Corporate reconstruction

A corporate reconstruction arises where a corporate group reorganises its business structure (e.g. transferring assets between corporations that are members of the corporate group).

Where a corporate group includes a 100 per cent owned partnership structure, the entities above and below that partnership structure may not constitute members of the same corporate group for the purposes of Part 2 of Chapter 11 of the Act. See Commissioner of State Revenue v Danvest Pty Ltd and Bullhusq Pty Ltd [2017] VSCA 382.
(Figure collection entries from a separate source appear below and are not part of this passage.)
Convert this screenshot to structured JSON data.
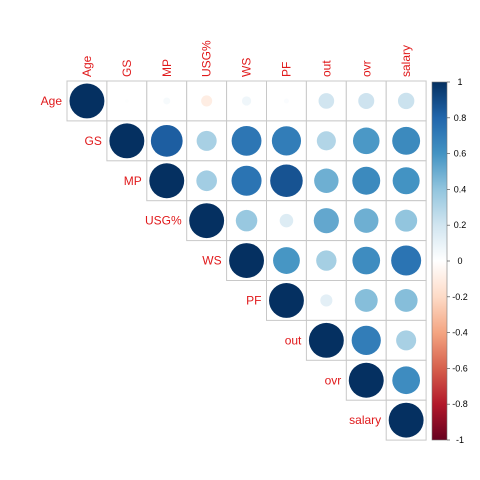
{
  "chart_data": {
    "type": "heatmap",
    "variables": [
      "Age",
      "GS",
      "MP",
      "USG%",
      "WS",
      "PF",
      "out",
      "ovr",
      "salary"
    ],
    "shape": "circle",
    "triangle": "upper",
    "matrix": [
      [
        1.0,
        0.01,
        0.04,
        -0.1,
        0.07,
        0.02,
        0.2,
        0.21,
        0.22
      ],
      [
        0.01,
        1.0,
        0.83,
        0.33,
        0.73,
        0.7,
        0.3,
        0.58,
        0.64
      ],
      [
        0.04,
        0.83,
        1.0,
        0.35,
        0.74,
        0.87,
        0.49,
        0.64,
        0.6
      ],
      [
        -0.1,
        0.33,
        0.35,
        1.0,
        0.38,
        0.15,
        0.52,
        0.49,
        0.4
      ],
      [
        0.07,
        0.73,
        0.74,
        0.38,
        1.0,
        0.59,
        0.34,
        0.63,
        0.74
      ],
      [
        0.02,
        0.7,
        0.87,
        0.15,
        0.59,
        1.0,
        0.12,
        0.43,
        0.43
      ],
      [
        0.2,
        0.3,
        0.49,
        0.52,
        0.34,
        0.12,
        1.0,
        0.7,
        0.33
      ],
      [
        0.21,
        0.58,
        0.64,
        0.49,
        0.63,
        0.43,
        0.7,
        1.0,
        0.63
      ],
      [
        0.22,
        0.64,
        0.6,
        0.4,
        0.74,
        0.43,
        0.33,
        0.63,
        1.0
      ]
    ],
    "colorbar": {
      "ticks": [
        "1",
        "0.8",
        "0.6",
        "0.4",
        "0.2",
        "0",
        "-0.2",
        "-0.4",
        "-0.6",
        "-0.8",
        "-1"
      ],
      "range": [
        -1,
        1
      ],
      "colors": [
        "#67001f",
        "#b2182b",
        "#d6604d",
        "#f4a582",
        "#fddbc7",
        "#ffffff",
        "#d1e5f0",
        "#92c5de",
        "#4393c3",
        "#2166ac",
        "#053061"
      ]
    },
    "label_color": "#e0191b",
    "grid_color": "#c8c8c8"
  }
}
The corporate reconstruction exemption applies to an eligible transaction that arises as a consequence of a legitimate corporate reconstruction.

Eligible transactions

Under s250A of the Act, an eligible transaction is any of the following that occurs on or after 1 January 2004:

  • A transfer of dutiable property (as defined in s10(1)) from one member of a corporate group to another member of the group,
  • A vesting of dutiable property by, or as a consequence of, a court order where the property was held by one member of a corporate group and vested in another member of the group,
  • An application to register a motor vehicle as a result of a transfer of the vehicle from one member of a corporate group to another member of the corporate group,
  • A dutiable transaction to which s14 applies between members of a corporate group,
  • A relevant acquisition by a member of a corporate group from another member of the group to which s83 of the Act applies,
  • A declaration of trust relating to dutiable property the specification of which forms part of the declaration of trust or part of the transaction constituted by the declaration of trust by one member of a corporate group under which the dutiable property is held on trust for another member of the group, or
  • Any other transaction that results in the beneficial ownership of dutiable property (other than an excluded transaction) moving from one member of a corporate group to another member of the group

Apply for an exemption

An exemption application may be made:

  • At any time before the eligible transaction occurs, or
  • Within three years after the eligible transaction has occurred

The exemption will be granted if the Commissioner is satisfied that the:

  1. Instrument or transfer is, or arises out of, an eligible transaction, and
  2. Eligible transaction does not arise from arrangements or a scheme devised for the principal purpose of taking advantage of the benefit of the corporate reconstruction exemption, and
  3. Conditions of the exemption, if any, will be met by the applicant

As foreshadowed in (c), the exemption may be granted subject to conditions, which are binding on each member of the corporate group.

Furthermore, the exemption may be revoked in the circumstances described in s250D which include where members of the relevant corporate group do not remain members of the corporate group for at least three years from the date on which the eligible transaction occurred.